1. A method comprising:

depositing a layer of resist over a first face of a silicon substrate that is heavily doped and using a photolithographic process to produce an annular pattern in the resist;

etching an annular trench into the silicon substrate as defined by the annular pattern;

filling the annular trench with an electrically insulating material and polishing the first face; and

polishing or grinding the faces of the silicon substrate to expose the filled annular trench thereby producing a low resistance connection through the substrate.

2. The method of claim 1 further comprising oxidizing the trench walls before filling the trench with electrically insulating material.

3. The method of claim 1 wherein the etching is reactive ion etching

4. The method of claim 1 further comprising:

creating an oxide layer on the first face of the silicon substrate before photolithographically producing the annular pattern and wherein the annular trench is etched through the oxide layer before it is etched into the silicon substrate.

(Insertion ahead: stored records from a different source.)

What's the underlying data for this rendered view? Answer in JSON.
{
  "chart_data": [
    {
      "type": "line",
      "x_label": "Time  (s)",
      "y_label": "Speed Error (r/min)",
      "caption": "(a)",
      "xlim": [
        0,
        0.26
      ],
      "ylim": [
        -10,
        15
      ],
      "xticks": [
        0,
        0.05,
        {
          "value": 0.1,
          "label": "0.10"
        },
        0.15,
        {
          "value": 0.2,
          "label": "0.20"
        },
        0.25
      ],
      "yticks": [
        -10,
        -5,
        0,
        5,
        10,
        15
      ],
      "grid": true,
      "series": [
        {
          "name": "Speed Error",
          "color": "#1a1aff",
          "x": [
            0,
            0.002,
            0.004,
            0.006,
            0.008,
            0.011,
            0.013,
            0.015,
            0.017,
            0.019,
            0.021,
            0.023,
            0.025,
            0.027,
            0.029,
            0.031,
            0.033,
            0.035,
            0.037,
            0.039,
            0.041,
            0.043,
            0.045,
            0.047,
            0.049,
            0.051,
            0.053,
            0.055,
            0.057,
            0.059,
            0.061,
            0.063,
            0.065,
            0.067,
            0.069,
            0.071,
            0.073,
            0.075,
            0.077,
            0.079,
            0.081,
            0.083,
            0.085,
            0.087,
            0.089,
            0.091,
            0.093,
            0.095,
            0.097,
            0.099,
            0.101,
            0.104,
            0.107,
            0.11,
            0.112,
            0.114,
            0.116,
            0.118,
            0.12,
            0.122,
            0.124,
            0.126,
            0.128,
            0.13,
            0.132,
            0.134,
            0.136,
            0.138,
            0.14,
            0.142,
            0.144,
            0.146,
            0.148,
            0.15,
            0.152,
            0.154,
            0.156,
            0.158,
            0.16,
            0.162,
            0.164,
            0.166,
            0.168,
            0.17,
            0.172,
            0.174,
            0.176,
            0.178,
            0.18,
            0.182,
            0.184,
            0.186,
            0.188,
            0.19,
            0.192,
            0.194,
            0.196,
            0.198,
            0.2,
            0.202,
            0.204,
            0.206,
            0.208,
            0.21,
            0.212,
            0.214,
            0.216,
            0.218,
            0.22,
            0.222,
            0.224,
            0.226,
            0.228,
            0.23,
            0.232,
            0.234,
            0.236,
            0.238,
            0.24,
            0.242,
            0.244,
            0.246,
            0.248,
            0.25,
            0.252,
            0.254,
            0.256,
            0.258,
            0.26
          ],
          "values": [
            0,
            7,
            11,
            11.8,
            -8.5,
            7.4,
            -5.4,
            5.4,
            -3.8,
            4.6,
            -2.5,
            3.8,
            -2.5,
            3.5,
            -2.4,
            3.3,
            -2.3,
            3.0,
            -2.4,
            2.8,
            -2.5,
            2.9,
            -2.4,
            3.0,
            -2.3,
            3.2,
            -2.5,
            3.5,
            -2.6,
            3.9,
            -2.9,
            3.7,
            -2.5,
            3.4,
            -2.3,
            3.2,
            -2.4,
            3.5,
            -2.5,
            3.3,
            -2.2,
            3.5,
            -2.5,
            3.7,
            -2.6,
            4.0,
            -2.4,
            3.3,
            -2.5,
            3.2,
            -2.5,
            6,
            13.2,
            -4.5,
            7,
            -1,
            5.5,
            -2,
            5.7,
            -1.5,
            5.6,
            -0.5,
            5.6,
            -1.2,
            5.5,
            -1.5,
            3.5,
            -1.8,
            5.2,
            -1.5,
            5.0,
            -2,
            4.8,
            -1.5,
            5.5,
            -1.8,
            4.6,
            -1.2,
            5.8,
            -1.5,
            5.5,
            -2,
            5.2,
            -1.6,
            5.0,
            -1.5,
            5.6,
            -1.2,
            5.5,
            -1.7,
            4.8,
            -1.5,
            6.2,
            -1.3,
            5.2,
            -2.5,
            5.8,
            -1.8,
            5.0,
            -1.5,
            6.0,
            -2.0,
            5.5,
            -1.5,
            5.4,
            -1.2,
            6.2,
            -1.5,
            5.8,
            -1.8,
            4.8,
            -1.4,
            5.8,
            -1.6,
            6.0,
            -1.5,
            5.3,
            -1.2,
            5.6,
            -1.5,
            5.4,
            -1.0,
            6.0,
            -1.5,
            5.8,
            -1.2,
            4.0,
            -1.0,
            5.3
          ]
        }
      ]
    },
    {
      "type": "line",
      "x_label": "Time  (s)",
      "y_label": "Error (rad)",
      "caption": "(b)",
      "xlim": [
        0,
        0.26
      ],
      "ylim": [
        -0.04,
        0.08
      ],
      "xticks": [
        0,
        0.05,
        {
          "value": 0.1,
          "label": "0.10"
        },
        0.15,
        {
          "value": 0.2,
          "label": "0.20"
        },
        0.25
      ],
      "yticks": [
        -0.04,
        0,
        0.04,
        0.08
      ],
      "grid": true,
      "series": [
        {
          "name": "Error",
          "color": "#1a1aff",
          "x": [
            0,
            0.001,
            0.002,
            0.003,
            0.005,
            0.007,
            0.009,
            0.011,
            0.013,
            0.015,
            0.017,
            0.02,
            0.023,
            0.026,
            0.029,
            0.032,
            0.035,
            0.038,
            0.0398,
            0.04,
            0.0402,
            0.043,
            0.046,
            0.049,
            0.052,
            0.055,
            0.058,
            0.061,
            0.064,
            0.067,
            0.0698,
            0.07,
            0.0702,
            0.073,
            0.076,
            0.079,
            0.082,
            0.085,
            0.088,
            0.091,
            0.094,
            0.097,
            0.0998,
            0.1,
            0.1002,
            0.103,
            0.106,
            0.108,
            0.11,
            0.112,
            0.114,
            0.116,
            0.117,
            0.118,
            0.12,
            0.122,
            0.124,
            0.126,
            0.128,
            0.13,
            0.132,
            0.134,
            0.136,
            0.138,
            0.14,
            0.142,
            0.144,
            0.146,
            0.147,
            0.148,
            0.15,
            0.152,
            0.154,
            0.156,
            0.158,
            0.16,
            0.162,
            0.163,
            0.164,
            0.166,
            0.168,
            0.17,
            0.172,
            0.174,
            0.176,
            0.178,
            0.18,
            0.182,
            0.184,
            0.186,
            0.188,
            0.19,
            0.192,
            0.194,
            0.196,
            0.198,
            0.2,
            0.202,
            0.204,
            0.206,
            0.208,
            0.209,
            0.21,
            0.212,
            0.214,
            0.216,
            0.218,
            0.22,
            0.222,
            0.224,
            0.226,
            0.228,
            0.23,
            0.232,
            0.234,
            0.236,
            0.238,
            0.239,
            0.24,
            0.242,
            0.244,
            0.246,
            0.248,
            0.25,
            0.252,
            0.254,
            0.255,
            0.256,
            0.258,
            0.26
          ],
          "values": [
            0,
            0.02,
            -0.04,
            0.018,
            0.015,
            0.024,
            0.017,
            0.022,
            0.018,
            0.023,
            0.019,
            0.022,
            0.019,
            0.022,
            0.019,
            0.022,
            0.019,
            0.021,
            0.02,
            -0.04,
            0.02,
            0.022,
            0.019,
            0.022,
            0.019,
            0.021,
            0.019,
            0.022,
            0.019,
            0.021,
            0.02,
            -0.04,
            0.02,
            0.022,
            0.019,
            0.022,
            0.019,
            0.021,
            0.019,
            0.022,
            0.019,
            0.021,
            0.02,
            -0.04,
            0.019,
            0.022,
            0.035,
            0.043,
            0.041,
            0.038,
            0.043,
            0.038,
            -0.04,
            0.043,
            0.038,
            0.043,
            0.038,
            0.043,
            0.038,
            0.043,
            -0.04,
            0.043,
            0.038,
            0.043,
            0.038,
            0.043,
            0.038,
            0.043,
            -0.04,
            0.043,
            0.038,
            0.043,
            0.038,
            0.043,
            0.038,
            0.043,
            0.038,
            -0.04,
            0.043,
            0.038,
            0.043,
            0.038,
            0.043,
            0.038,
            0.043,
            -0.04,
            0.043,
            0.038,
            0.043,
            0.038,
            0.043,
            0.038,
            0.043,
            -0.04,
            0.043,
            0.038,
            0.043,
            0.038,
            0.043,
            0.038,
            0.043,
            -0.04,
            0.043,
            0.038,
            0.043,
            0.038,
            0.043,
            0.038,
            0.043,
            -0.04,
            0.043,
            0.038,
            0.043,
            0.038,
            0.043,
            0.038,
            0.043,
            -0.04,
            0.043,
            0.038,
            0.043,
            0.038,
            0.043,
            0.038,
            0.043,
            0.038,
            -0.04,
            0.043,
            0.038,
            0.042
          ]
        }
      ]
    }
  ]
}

5. The method of claim 1 wherein the first face of the silicon substrate is the front side of the silicon substrate which is also the polished side.

6. The method of claim 1 wherein the electrically insulating material is oxide.

7. The method of claim 1 further comprising oxidizing the trench walls before filling the trench with oxide.

8. A method comprising:

depositing a layer of resist over a first face of a silicon substrate that is heavily doped and using a photolithographic process to produce an annular pattern in the resist;

etching an annular trench into the silicon substrate as defined by the annular pattern;

creating an electrically insulating layer on the trench walls;

filling the annular trench with a fill material; and

polishing or grinding the faces of the silicon substrate to expose the filled annular trench thereby producing a low resistance connection through the substrate.

9. The method of claim 8 wherein the etching is reactive ion etching.

10. The method of claim 8 further comprising:

creating an oxide layer on the first face of the silicon substrate before photolithographically producing the annular pattern and wherein the annular trench is etched through the oxide layer before it is etched into the silicon substrate.

11. The method of claim 8 wherein the first face of the silicon substrate is the front side of the silicon substrate which is also the polished side.

12. The method of claim 8 wherein the fill material is polysilicon.

13. The method of claim 8 wherein the electrically insulating layer is an oxide layer that is created by oxidation of the trench walls.

14. The method of claim 8 wherein the electrically insulating layer is an oxide layer that is deposited.

15. A system comprising:

a silicon substrate that is heavily doped such that it is electrically conductive;

an annular trench through the silicon substrate wherein the annular trench reaches from one face of the silicon substrate to the other side of the silicon substrate; and

an electrically insulating material arranged in the trench to electrically insulate the inside of the annulus from the outside of the annulus, thereby producing an electrically conductive connection through the substrate.

16. The system of claim 15 wherein the electrically insulating material is oxide.

17. The system of claim 15 wherein the electrically insulating material completely fills the trench.

18. The system of claim 15 wherein the electrically insulating material completely coats at least one trench wall and further comprising a different material filling that portion of the trench that is not filled with the electrically insulating material.

19. The system of 15 wherein the electrically insulating material is oxide and oxide completely fills the trench.

20. The system of claim 15 wherein the electrically insulating material completely coats at least one trench wall and further comprising polysilicon filling that portion of the trench that is not filled with the electrically insulating material.